Consultant, Assurity Consulting
8th April 2020
With the government announcing the ban on new petrol, diesel and hybrid cars is to be brought forward to 2035, should there be more initiatives in place encouraging people to buy them?
The need to reduce global emissions and improve air quality is well known to all. It has been highlighted by the likes of natural historian, David Attenborough and the United Nations as a global emergency. During the current COVID-19 global pandemic, we have seen a sharp drop in the levels of air pollution throughout the world, particularly in levels of transport related pollution, from nitrogen dioxide (NO2) and particles (PM2.5). However, it seems inevitable, that once this is all over then people will begin to travel again for work and pleasure, using planes, cars and other modes of polluting transport.

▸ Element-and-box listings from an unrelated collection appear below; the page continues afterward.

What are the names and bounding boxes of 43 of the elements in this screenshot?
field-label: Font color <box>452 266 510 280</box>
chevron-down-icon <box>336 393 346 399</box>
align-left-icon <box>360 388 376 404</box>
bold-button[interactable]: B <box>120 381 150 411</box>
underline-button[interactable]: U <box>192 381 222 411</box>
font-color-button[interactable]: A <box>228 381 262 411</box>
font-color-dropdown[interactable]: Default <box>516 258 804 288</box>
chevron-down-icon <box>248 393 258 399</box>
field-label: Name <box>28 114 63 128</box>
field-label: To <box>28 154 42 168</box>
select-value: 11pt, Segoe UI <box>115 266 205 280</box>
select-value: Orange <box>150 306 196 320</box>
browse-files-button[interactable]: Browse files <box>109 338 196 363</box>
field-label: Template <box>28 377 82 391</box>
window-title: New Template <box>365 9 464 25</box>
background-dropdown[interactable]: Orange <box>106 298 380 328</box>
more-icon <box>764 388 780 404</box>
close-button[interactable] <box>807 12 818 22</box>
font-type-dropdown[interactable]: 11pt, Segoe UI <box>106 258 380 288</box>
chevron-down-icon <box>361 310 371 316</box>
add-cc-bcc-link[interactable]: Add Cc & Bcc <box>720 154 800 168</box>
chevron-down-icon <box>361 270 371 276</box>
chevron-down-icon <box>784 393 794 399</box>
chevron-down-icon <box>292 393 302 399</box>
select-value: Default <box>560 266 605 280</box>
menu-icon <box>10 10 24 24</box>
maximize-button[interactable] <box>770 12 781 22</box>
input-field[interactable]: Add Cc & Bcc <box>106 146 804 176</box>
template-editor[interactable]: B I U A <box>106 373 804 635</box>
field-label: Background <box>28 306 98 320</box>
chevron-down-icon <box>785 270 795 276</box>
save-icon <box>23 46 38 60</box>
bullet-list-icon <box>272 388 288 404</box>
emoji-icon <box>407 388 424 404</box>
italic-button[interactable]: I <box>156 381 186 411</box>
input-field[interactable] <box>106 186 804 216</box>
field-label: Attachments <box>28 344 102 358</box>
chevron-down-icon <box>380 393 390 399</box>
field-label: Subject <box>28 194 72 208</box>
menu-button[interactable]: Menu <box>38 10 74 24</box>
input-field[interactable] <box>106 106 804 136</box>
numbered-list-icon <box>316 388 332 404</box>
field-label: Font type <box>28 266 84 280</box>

Should the government then be doing more to encourage people to buy electric cars? In my view there are several issues with electric cars, here are two of them:
- The mileage they can cover – currently up to around 280 miles without recharging. Although this is improving, the time it takes to fully charge a battery is very inconvenient (up to 12 hours depending on the battery size and speed of the charging point) and there are still nowhere near enough charging points.
- Perhaps most importantly, their cost. As an example, currently (March 2020) the latest Kia e-Niro is £34,495 (after the governments plug in car grant) compared to the self-charging hybrid which still uses fuel at £24,855 – a difference of nearly £10,000. Of course, the electric model will be cheaper to run as there is currently no road tax and charging costs are much cheaper than fuel costs, but the initial outlay is the issue here.
In a world where the effects of air pollution and climate change are all to evident, it seems the small steps taken by the government so far, don’t go far enough. There need to be further incentives in place, not just for buyers but also for car manufacturers to produce more of these vehicles and enhance the technology so it’s more efficient. Whether these steps are taken remains to be seen, but if they aren’t, then I believe 2035 is going to be very impractical and costly for us all.